Le remaniement du gouvernement a focalisé l’attention des Nigériens depuis l’annonce du MNSD Nassara de rallier la majorité présidentielle. Le remaniement est la conséquence logique de cette décision historique, ce d’autant que l’ex parti Etat entendait aussi participer à la gestion du pouvoir. Attendu pour début septembre, il n’aura probablement lieu que vers la fin du mois en cours ou en octobre. Dans tous les cas, il aura bien lieu même si, en coulisses, le président Issoufou cherchera sans doute à arrondir certains angles.

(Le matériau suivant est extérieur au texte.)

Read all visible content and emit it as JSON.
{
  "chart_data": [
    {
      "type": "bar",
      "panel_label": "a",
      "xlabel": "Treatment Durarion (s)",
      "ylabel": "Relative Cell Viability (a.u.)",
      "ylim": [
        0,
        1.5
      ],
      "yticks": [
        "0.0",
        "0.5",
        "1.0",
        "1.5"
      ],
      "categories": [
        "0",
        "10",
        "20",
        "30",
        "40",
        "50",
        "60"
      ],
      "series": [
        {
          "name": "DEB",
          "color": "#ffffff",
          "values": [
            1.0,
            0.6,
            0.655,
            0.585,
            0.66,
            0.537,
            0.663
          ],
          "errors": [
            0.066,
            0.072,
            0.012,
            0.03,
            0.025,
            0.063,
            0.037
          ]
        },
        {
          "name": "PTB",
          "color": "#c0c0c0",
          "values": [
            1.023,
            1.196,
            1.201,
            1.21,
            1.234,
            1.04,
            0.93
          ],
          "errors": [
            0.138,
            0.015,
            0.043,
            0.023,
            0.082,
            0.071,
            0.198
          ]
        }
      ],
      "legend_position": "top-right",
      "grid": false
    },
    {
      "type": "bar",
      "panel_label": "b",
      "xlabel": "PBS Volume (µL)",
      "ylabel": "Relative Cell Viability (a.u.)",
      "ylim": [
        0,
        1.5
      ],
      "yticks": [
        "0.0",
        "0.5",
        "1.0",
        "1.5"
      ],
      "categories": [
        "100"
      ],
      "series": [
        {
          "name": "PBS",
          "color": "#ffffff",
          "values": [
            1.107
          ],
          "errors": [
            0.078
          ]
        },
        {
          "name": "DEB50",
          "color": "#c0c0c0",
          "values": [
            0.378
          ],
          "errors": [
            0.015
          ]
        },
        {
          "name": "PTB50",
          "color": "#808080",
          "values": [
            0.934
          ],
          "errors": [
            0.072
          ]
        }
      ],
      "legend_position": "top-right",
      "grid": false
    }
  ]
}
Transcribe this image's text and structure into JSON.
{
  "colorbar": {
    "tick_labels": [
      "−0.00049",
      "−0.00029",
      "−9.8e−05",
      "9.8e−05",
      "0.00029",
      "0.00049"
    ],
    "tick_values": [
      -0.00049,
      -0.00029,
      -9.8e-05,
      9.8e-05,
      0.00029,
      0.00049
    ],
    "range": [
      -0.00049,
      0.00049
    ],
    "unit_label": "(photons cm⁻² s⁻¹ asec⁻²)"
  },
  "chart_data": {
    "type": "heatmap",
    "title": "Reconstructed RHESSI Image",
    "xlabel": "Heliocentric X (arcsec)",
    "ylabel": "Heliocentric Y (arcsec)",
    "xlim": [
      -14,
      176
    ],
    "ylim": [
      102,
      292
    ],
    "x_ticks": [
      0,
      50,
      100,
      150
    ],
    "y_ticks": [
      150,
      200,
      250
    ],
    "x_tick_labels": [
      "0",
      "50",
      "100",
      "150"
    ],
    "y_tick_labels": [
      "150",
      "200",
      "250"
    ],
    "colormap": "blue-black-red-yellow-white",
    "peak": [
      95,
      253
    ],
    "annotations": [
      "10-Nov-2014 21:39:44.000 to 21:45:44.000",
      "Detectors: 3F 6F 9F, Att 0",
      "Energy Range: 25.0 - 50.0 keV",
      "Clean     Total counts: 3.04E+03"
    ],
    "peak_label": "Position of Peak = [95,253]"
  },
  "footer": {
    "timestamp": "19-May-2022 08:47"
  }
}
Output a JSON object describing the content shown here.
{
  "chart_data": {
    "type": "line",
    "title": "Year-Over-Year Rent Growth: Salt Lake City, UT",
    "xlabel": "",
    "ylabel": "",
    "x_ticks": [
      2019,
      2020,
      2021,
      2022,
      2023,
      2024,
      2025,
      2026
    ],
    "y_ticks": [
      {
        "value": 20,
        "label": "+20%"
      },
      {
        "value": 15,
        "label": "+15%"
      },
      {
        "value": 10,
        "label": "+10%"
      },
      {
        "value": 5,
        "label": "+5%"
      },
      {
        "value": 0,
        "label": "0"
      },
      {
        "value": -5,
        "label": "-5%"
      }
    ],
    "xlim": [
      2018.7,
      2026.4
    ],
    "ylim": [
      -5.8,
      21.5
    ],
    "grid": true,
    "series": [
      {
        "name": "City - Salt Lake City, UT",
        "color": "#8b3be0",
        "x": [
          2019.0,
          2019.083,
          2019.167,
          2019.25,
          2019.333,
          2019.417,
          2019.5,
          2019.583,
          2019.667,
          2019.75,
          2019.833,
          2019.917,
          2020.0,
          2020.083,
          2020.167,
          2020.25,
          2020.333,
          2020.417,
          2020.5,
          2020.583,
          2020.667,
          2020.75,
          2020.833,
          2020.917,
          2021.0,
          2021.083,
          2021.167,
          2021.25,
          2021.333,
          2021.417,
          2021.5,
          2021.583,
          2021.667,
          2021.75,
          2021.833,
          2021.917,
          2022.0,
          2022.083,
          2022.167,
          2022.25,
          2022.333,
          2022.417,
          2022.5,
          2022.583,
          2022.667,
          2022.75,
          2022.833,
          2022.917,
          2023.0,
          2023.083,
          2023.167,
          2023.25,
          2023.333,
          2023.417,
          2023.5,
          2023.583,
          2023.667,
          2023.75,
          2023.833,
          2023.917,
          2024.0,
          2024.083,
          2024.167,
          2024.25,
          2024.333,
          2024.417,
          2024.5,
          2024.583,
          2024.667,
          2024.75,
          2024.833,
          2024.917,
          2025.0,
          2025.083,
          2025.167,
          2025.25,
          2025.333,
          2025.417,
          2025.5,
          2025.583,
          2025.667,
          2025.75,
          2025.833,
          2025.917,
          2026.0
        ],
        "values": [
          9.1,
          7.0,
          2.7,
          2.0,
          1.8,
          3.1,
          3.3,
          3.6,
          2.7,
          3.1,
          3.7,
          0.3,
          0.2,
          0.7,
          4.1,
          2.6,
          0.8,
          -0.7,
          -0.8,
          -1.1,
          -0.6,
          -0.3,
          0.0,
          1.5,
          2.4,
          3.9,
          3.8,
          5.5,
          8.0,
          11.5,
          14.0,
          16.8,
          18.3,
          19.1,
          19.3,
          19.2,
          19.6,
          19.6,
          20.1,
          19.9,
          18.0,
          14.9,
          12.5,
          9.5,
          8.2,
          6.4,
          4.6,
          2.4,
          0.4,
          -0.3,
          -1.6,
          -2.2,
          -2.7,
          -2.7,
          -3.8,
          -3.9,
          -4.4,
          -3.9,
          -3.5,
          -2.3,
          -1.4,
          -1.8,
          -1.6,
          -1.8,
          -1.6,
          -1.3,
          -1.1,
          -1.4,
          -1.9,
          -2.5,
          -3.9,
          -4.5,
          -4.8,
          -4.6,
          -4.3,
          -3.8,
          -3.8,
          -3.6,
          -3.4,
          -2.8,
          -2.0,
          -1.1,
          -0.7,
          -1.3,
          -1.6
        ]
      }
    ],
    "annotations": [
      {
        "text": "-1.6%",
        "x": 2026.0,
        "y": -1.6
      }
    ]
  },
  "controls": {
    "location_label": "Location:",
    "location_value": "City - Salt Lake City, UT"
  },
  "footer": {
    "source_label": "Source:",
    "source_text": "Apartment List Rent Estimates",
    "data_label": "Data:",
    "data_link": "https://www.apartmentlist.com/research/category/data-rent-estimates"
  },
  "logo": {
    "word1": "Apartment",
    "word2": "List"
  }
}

Il y a des préalables à satisfaire au nombre desquels figure la position du PNDS, le parti présidentiel, qui semble être tenu à l’écart du processus. Tout indique que ce n’est pas une alliance entre le MNSD et le PNDS. C’était aussi le cas lorsque l’aile Albadé, devenue le MPR Jamhuriya, a décidé de soutenir les actions du président Issoufou Mahamadou conformément aux délibérations du bureau politique de leur parti, à l’époque, en l’occurrence le MNSD.

Nos sources laissent entendre que le MNSD, à travers Seini Oumarou, son président, prend langue directement avec le président Issoufou. Sans intermédiaires.

On ne peut préjuger de la position du PNDS même si, selon toute vraisemblance, ce parti irait dans le sens souhaité par le chef de l’Etat. Mais on ne peut s’avancer sur l’attitude que des députés PNDS, pas tout à fait contents, pour diverses raisons, pourraient adopter. Peut-être qu’on aura à faire à des députés frondeurs, qui, de toutes les façons, savent que le président Issoufou est à son dernier mandat. Ce qui favorise des luttes de positionnement internes au parti qui ne pourraient pas favoriser durablement l’alliance avec le MNSD. Il est clair que le parti présidentiel va perdre quelques privilèges qu’il aura acquis au cours du premier mandat et au début du quinquennat en cours.

Le fait que le PNDS ne soit pas associé à cette dynamique est révélateur du fait que le chef de l’Etat veut certainement affirmer un principe fort pour un président de la République dans un système démocratique : être au dessus des partis politiques et de la mêlée politicienne. Nul doute que cet acte pourrait constituer une source de frustration qui préfigurerait d’un nouveau type de rapports avec le président Issoufou et son ancien parti. Certains responsables de ce parti affirment n’avoir pas été associés au processus du ralliement du MNSD. C’est tout dit.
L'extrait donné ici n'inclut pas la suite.